We need to prepare for these and many other consequences. But limiting oneself to taking measures of one or another direct impact means not understanding that an overarching value is at stake: the identity and unity of the millenary community that thrived around the Mediterranean and its constructive relationships beyond, looking East and South.
Observing the planisphere, one realizes that the idea of Europe – as a continent in its own right – represents an anomaly. Using the criteria of delimitation of the continents applied for all the others, Europe should not exist: it is only a small tip of Asia. And yet, Europe continues to feel like a continent apart. What sets it apart? A certain cultural unity, even physiognomic, a sense of community in diversity. Few wonder about the roots of these uniquenesses that are not based on physical isolation, but someone did: starting with Montesquieu who saw the European identity as a product of the climatic exception that blessed Europe from the end of the last ice age, about 10,000 years ago: a mild climate stabilized by the inertia of a huge but closed mass of water.
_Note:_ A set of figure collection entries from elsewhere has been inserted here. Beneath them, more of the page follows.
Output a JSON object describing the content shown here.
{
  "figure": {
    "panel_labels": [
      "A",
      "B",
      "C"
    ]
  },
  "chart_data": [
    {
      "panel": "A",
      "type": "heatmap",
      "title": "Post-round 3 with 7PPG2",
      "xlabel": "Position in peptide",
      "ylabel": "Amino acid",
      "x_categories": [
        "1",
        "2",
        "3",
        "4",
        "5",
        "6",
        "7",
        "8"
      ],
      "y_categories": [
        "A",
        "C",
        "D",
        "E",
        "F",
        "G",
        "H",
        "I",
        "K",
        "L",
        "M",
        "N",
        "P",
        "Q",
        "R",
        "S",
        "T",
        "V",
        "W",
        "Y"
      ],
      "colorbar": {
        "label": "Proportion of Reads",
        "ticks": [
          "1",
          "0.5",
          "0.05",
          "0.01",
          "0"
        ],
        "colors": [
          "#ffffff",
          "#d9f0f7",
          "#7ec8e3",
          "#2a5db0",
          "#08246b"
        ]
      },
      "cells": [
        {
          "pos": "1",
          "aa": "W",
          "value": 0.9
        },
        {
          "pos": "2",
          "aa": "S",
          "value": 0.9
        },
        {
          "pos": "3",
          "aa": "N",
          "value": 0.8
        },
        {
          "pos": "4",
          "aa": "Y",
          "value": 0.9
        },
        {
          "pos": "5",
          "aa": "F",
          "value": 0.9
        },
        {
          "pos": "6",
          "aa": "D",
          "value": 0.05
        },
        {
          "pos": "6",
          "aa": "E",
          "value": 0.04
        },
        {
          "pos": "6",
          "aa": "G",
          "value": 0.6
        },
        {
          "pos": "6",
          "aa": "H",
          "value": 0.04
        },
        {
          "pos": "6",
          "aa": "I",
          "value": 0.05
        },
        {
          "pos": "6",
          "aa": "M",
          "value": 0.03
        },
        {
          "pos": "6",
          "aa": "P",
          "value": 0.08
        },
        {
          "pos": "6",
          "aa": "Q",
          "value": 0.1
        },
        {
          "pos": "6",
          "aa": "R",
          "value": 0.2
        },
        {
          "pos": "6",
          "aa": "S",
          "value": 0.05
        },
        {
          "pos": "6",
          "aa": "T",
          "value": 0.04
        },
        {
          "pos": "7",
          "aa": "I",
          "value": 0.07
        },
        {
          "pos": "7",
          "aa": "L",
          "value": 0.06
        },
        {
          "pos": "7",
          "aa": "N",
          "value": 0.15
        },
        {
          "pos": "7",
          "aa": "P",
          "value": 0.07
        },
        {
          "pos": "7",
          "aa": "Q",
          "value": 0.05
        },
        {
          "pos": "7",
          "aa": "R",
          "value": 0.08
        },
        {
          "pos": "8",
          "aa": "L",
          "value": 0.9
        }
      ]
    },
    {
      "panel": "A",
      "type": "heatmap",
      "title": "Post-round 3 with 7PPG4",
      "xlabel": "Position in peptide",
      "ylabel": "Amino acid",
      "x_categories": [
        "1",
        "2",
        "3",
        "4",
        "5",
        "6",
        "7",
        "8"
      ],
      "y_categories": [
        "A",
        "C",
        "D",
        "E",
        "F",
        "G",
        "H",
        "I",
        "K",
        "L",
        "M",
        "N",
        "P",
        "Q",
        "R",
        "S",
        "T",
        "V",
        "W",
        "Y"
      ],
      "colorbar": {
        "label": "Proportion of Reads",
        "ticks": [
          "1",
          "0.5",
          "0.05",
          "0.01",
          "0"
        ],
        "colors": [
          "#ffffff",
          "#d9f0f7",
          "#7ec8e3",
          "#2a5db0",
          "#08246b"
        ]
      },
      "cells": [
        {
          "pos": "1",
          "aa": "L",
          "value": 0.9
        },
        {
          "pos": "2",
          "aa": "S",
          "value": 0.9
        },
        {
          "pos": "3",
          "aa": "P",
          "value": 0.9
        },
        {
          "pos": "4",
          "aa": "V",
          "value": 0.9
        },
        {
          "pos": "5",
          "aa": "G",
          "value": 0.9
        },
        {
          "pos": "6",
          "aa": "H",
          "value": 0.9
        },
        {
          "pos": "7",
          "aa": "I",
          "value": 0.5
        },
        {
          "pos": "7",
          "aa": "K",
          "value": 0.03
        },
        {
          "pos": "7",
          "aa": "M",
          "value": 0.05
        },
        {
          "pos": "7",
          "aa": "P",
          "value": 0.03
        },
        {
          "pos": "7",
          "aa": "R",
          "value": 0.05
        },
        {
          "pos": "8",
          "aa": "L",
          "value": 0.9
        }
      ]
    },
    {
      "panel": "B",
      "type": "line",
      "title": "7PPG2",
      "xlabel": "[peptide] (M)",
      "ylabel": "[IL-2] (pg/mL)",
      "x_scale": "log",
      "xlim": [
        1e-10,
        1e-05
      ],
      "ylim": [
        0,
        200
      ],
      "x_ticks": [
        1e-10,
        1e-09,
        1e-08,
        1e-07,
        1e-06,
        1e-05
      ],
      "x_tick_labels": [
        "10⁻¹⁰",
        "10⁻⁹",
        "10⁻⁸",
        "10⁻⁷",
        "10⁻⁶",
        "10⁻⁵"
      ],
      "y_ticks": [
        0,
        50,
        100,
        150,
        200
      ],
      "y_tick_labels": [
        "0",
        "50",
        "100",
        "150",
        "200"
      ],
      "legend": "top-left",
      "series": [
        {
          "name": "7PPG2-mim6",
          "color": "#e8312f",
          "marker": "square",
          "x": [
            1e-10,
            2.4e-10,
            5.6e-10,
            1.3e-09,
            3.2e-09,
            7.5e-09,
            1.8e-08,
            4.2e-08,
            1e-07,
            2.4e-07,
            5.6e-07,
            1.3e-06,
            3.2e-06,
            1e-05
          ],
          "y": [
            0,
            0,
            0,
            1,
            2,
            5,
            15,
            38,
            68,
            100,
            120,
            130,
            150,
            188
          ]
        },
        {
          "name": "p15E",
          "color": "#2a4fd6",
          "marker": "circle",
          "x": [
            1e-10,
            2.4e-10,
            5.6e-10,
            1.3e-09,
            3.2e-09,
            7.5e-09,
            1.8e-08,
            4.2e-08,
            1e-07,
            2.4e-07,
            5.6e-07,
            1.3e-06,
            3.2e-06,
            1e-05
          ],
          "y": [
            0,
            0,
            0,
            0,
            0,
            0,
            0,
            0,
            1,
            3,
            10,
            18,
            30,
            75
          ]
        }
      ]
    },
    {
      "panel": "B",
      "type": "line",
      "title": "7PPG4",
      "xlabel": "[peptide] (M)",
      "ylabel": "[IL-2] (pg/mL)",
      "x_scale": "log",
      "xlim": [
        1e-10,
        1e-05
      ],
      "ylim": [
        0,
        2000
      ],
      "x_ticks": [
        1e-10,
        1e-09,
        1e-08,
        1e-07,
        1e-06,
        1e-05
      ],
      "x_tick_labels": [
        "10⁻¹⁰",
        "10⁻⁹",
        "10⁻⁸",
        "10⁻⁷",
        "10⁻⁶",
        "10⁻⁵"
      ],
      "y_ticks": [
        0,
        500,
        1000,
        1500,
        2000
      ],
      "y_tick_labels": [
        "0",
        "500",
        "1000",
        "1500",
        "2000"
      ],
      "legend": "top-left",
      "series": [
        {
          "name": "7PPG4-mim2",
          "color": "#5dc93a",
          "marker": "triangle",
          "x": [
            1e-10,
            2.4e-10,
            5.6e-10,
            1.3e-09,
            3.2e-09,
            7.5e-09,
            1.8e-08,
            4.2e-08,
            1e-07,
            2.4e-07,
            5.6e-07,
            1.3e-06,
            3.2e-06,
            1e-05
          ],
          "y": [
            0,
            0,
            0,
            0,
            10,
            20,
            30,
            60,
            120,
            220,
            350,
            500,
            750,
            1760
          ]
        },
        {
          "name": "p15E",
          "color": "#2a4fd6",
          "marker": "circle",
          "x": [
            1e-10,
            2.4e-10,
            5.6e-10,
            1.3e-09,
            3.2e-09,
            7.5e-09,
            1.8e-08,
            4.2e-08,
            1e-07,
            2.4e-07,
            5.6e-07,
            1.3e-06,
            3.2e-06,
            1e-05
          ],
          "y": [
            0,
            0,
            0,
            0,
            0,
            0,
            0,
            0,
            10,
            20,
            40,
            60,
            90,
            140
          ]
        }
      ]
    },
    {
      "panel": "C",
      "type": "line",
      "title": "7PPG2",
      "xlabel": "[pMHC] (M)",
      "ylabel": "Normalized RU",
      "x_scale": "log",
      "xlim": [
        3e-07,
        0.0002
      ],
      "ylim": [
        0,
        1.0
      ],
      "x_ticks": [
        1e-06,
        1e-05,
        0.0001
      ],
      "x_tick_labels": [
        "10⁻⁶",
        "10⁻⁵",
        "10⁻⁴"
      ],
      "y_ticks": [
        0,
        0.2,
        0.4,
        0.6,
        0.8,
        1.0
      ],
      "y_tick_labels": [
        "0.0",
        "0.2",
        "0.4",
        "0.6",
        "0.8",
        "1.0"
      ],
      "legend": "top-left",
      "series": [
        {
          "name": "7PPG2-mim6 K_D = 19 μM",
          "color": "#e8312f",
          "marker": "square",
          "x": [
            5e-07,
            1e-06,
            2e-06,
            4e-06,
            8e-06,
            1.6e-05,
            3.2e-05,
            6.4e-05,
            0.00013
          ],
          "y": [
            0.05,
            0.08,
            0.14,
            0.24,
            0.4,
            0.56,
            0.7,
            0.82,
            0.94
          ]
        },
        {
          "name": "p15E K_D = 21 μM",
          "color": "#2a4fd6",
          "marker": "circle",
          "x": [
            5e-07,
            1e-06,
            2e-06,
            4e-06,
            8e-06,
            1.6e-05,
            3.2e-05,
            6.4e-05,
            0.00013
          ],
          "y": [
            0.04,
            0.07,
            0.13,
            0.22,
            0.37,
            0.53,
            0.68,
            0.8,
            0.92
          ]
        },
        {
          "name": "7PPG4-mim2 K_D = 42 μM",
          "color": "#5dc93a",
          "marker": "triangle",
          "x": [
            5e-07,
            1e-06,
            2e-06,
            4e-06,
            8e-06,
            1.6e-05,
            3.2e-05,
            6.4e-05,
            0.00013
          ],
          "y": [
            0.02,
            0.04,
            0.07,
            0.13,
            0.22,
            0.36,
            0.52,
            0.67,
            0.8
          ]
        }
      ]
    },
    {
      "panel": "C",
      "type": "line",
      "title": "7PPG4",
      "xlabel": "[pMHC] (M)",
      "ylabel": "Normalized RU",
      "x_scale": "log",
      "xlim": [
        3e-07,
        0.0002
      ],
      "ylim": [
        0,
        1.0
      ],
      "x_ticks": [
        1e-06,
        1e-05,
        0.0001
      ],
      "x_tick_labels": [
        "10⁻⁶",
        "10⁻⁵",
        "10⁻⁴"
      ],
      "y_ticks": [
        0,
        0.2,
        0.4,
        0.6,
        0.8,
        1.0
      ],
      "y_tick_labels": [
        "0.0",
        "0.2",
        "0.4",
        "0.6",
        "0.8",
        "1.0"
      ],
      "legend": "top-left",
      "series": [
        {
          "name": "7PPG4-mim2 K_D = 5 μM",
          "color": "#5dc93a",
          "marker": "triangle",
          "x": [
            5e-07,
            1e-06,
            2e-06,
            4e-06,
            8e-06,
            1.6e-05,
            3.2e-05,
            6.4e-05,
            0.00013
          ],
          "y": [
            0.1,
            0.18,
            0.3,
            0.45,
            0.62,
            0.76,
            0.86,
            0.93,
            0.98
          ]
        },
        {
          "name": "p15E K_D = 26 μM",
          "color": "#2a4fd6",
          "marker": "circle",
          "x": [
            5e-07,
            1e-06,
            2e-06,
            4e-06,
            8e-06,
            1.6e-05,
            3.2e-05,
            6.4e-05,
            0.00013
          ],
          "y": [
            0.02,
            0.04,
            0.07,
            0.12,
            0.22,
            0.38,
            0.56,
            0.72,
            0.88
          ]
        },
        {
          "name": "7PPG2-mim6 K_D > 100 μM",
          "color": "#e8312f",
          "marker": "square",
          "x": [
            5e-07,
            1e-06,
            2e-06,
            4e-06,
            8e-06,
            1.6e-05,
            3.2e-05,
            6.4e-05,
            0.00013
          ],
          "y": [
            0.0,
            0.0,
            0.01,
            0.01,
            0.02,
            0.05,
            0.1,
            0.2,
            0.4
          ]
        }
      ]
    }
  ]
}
If Montesquieu was right – and with contemporary criteria, we can confirm that he was right – it means that the climate of Europe has played a decisive role in forging its identity and defining its interests. The same applies to the southern shore of the Mediterranean which, with its own marked identity dynamics, is Africa without actually being Africa. The southern shore of the Mediterranean has also benefited from its favorable climatic exceptionality which has helped to distinguish its identity as specific. These two exceptions have been favorably interconnected by the stabilizing action of the sea that we share, and had created the conditions for the agricultural revolution: the greater social restructuring ever from which emerged the human organization which is still ours. It happened around the Mediterranean – between Europe, Anatolia, Phenicia, because a stable and predictable climate was essential for planning harvests. However, this climate is changing. The blessing of a stabilizing inertia by a vast water basin such as the Mediterranean no longer works if its waters store and release increasing doses of energy into the system, turning its climate into chaos. It is not just a question of winds and rains, and not even a scholarly anthropological one: it is about economics, trade, and geopolitics. And it is dangerous.
The deep foundations of our regional balance are changing, becoming unstable; and a destructive worsening of conflict is looming if we place ourselves in the growing competition in the face of new scarcities and uncertainties. But if we look at all this with the eyes of that science that struggles so hard to be heard, with objectivity, we discover that the changing climate forces us to react together and put together all we have; and can therefore be transformed into an unprecedented opportunity for peace.